Last week, scientists presented us with another episode of The Scary Supermassive Black Hole Diaries. Right at the center of our home galaxy, a giant void called Sagittarius A* has been caught on camera terrorizing a giant clump of interstellar debris.
While this amazing event itself isn’t exactly a new discovery, the researchers’ latest details, published February 21 in The Astrophysical Journal, paint the best picture yet of this huge blob’s doomed history.
To be clear, Sgr A*, and therefore everything in its vicinity, is more than 20,000 light-years away from our vantage point on Earth, which technically means that this extreme situation occurred more than 20,000 years ago. We only took the footage now because it took for so long for luminescence originating from the storm to reach our telescopes. However, for the sake of discussion and my general sanity, I’ll talk about it in the present tense.
Back to our exciting cloud of dust and gas, this object is called X7, has a mass equivalent to about 50 Earths and appears to have been swirling around Sgr A* for decades at ungodly speeds reaching about 700 miles per second. second. But most importantly, experts have been keeping a close eye on the X7 for the longest time due to its rather confusing shape – it looks like a Tic-Tac – and the fact that it’s changed shape a little too quickly for comfort.
Now the cinematic story of the X7 is open for all of us to watch.
“No other object in this region has shown such extreme evolution,” Anna Ciurlo, an assistant research scientist at the University of California, Los Angeles and lead author of the paper, said in a statement.
As Ciurlo explains, the X7 started out comet-shaped. But she and other researchers followed it for about 20 years, during which time they watched it grow longer as it entered deeper … and deeper … into Sgr A*’s gravitational tides.
“It is exciting to see significant changes to X7’s shape and dynamics in such great detail over a relatively short time scale, as the gravitational forces of the supermassive black hole at the center of the Milky Way affect this object,” Randy Campbell, a co-author. of the paper and science operations led at Keck Observatory, a machine that helped with the team’s analysis, said in a statement.
Theoretically, scientists think it will take X7 something like 170 years to complete its orbit around Sgr A* – but in truth, this blob probably won’t make it that far.
The embrace of a black hole is relentless.
“We expect that the strong tidal forces exerted by the galactic black hole will eventually tear X7 apart before it completes another orbit,” co-author Mark Morris, professor of physics and astronomy at UCLA, said in a statement.
Which brings me to episode 852, probably, of The Scary Supermassive Black Hole Diaries. Here’s what will most likely happen to the X7 during its eventual demise.
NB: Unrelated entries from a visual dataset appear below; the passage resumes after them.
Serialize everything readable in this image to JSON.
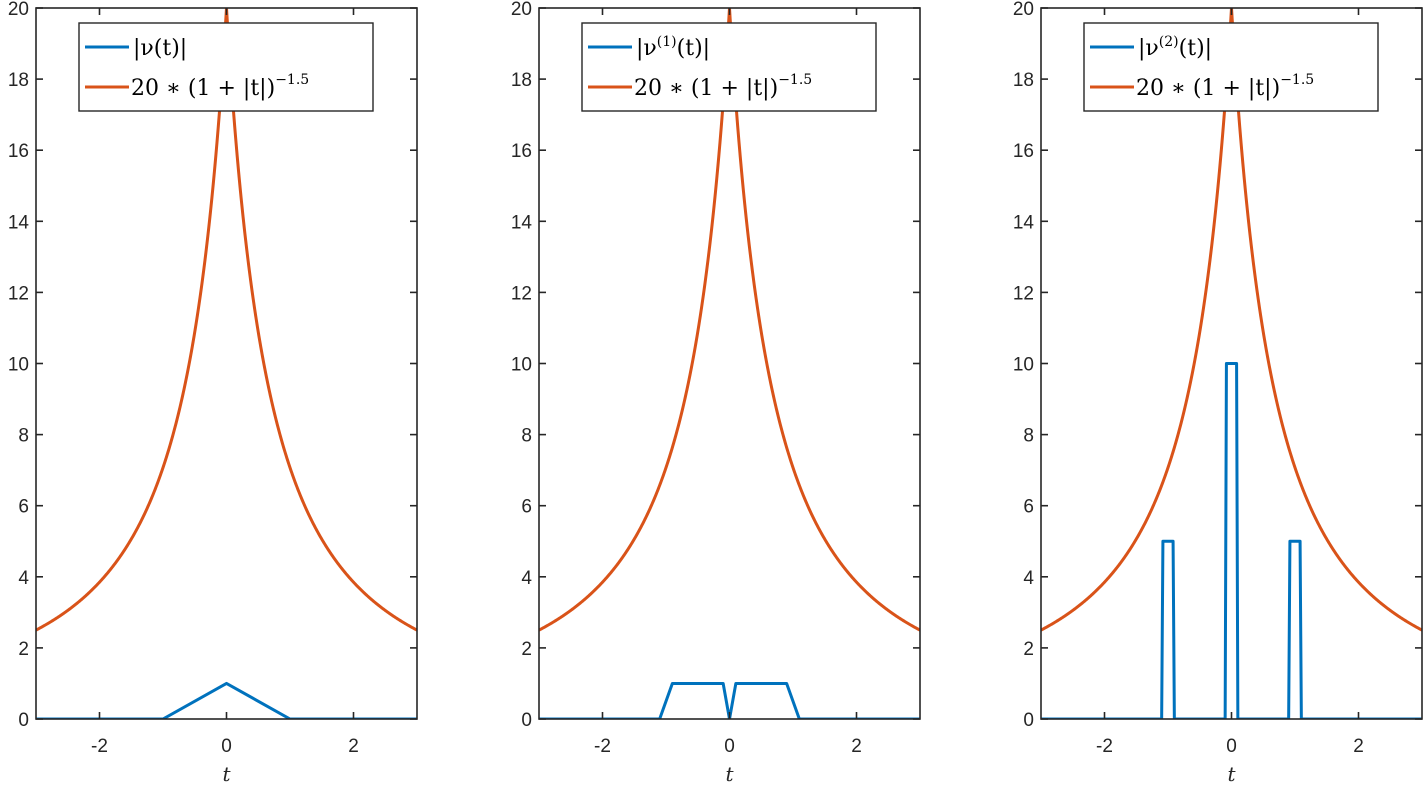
{
  "colors": {
    "series1": "#0072BD",
    "series2": "#D95319",
    "axis": "#262626"
  },
  "chart_data": [
    {
      "type": "line",
      "title": "",
      "xlabel": "t",
      "ylabel": "",
      "xlim": [
        -3,
        3
      ],
      "ylim": [
        0,
        20
      ],
      "xticks": [
        -2,
        0,
        2
      ],
      "yticks": [
        0,
        2,
        4,
        6,
        8,
        10,
        12,
        14,
        16,
        18,
        20
      ],
      "grid": false,
      "legend_position": "north",
      "series": [
        {
          "name": "|ν(t)|",
          "x": [
            -3,
            -1,
            0,
            1,
            3
          ],
          "y": [
            0,
            0,
            1,
            0,
            0
          ]
        },
        {
          "name": "20*(1+|t|)^-1.5",
          "formula": "20*(1+|t|)^-1.5",
          "x": [
            -3,
            -2,
            -1,
            -0.5,
            0,
            0.5,
            1,
            2,
            3
          ],
          "y": [
            2.5,
            3.85,
            7.07,
            10.89,
            20,
            10.89,
            7.07,
            3.85,
            2.5
          ]
        }
      ]
    },
    {
      "type": "line",
      "title": "",
      "xlabel": "t",
      "ylabel": "",
      "xlim": [
        -3,
        3
      ],
      "ylim": [
        0,
        20
      ],
      "xticks": [
        -2,
        0,
        2
      ],
      "yticks": [
        0,
        2,
        4,
        6,
        8,
        10,
        12,
        14,
        16,
        18,
        20
      ],
      "grid": false,
      "legend_position": "north",
      "series": [
        {
          "name": "|ν^(1)(t)|",
          "x": [
            -3,
            -1.1,
            -0.9,
            -0.1,
            0,
            0.1,
            0.9,
            1.1,
            3
          ],
          "y": [
            0,
            0,
            1,
            1,
            0,
            1,
            1,
            0,
            0
          ]
        },
        {
          "name": "20*(1+|t|)^-1.5",
          "formula": "20*(1+|t|)^-1.5",
          "x": [
            -3,
            -2,
            -1,
            -0.5,
            0,
            0.5,
            1,
            2,
            3
          ],
          "y": [
            2.5,
            3.85,
            7.07,
            10.89,
            20,
            10.89,
            7.07,
            3.85,
            2.5
          ]
        }
      ]
    },
    {
      "type": "line",
      "title": "",
      "xlabel": "t",
      "ylabel": "",
      "xlim": [
        -3,
        3
      ],
      "ylim": [
        0,
        20
      ],
      "xticks": [
        -2,
        0,
        2
      ],
      "yticks": [
        0,
        2,
        4,
        6,
        8,
        10,
        12,
        14,
        16,
        18,
        20
      ],
      "grid": false,
      "legend_position": "north",
      "series": [
        {
          "name": "|ν^(2)(t)|",
          "x": [
            -3,
            -1.1,
            -1.08,
            -0.92,
            -0.9,
            -0.1,
            -0.08,
            0.08,
            0.1,
            0.9,
            0.92,
            1.08,
            1.1,
            3
          ],
          "y": [
            0,
            0,
            5,
            5,
            0,
            0,
            10,
            10,
            0,
            0,
            5,
            5,
            0,
            0
          ]
        },
        {
          "name": "20*(1+|t|)^-1.5",
          "formula": "20*(1+|t|)^-1.5",
          "x": [
            -3,
            -2,
            -1,
            -0.5,
            0,
            0.5,
            1,
            2,
            3
          ],
          "y": [
            2.5,
            3.85,
            7.07,
            10.89,
            20,
            10.89,
            7.07,
            3.85,
            2.5
          ]
        }
      ]
    }
  ],
  "panels": [
    {
      "legend": {
        "entry1_main": "|ν(",
        "entry1_sup": "",
        "entry1_tail": "t)|",
        "entry2_main": "20 ∗ (1 + |t|)",
        "entry2_sup": "−1.5"
      }
    },
    {
      "legend": {
        "entry1_main": "|ν",
        "entry1_sup": "(1)",
        "entry1_tail": "(t)|",
        "entry2_main": "20 ∗ (1 + |t|)",
        "entry2_sup": "−1.5"
      }
    },
    {
      "legend": {
        "entry1_main": "|ν",
        "entry1_sup": "(2)",
        "entry1_tail": "(t)|",
        "entry2_main": "20 ∗ (1 + |t|)",
        "entry2_sup": "−1.5"
      }
    }
  ]
}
When you think of supermassive black holes, it’s not uncommon to imagine them “swallowing” or “sucking in” parts of our universe, perhaps even to the tune of an ominous soundtrack. Looking at you Hans Zimmer. But in reality, these voids are far more passive than you’d expect – and that’s what makes them all the more terrifying.
Scattered across space, black holes sort of sit where, with their enormous gravitational pull, a star—or interstellar cloud, in this case—accidentally gets a little too close. Instantly and effortlessly, the beast’s gravity begins to compress, stretch, twist and bend the unfortunate orb. It will continue to happen until the thing looks like a laaaaaaaang noodle. This process is (quite aptly) called spaghettification.
Slowly, the noodling thing falls closer to the black hole, even crossing the hazy boundary between our universe and what lies within the abyss – the event horizon.
Outside this region nothing can escape. Not atoms, not sound, not light and definitely not the black hole’s now diminished X7 dinner. No, this thing would no longer be part of our universe then. It would be part of another reality that we humans cannot access without suffering the same fate.
And then the blob will be “gone” forever.
What exactly is X7? And where did it come from?
“One possibility is that X7’s gas and dust were ejected at the moment two stars merged,” Ciurlo said, stressing that such stellar mergers are very common near black holes. “In this process, the merged star is hidden inside a shell of dust and gas, which may fit the description of the G objects. And the ejected gas may have produced X7-like objects.”
Even with the team’s amazing new lens on the object, that bit remains a mystery.